What sort of things could this platform be used for? Well, it could be used to bring together people to use machine learning algorithms to improve cancer diagnosis through tumor detection, or perhaps develop a crypto trading algorithm.
There are obvious benefits to the work of scientists. They could work more flexibly, access a more diverse range of projects, choose their teammates and have their work reviewed by peers.
The platform also means you could be rewarded fairly for your contribution.
The upside for corporates is that they can use distributed workers where there is no middleman platform to pay and no management consultancy fees, and access a talent pool (data engineers, statisticians, domain experts), which is difficult to bring inside the firm.
Now, there are indeed others doing this, including Aragon (decentralized governance for everything), Colony (teamwork for everything) and Upwork (freelance jobs platform for individuals). All are different and have their limitations, of course.
Covee plans to make money by having users pay a transaction fee for using the network infrastructure.
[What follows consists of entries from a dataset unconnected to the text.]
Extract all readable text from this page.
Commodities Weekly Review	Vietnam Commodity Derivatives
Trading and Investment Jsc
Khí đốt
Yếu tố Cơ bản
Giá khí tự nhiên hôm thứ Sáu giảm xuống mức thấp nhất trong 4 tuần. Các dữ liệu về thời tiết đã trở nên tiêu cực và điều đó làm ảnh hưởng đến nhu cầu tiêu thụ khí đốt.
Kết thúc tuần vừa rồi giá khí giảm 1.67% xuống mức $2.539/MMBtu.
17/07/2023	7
They plan to turn this into a fully open-source decentralized network, with this transaction fee attached. But Covee will also offer this as a service if clients prefer not to deal with blockchain tokens and the platform directly.
Dietsch says: “Covee was founded in the first half of 2017 in Berlin and relocated to Zurich, Switzerland late 2017 where we incorporated Covee Network. Moving to Switzerland was important for us because it has one of the oldest and strongest blockchain ecosystems in the world and an excellent pipeline of talent from institutions such as ETH Zurich and the University of Zurich. The crypto-friendly stance of the country means it has all the necessary infrastructure as well as clear regulations for token economies.”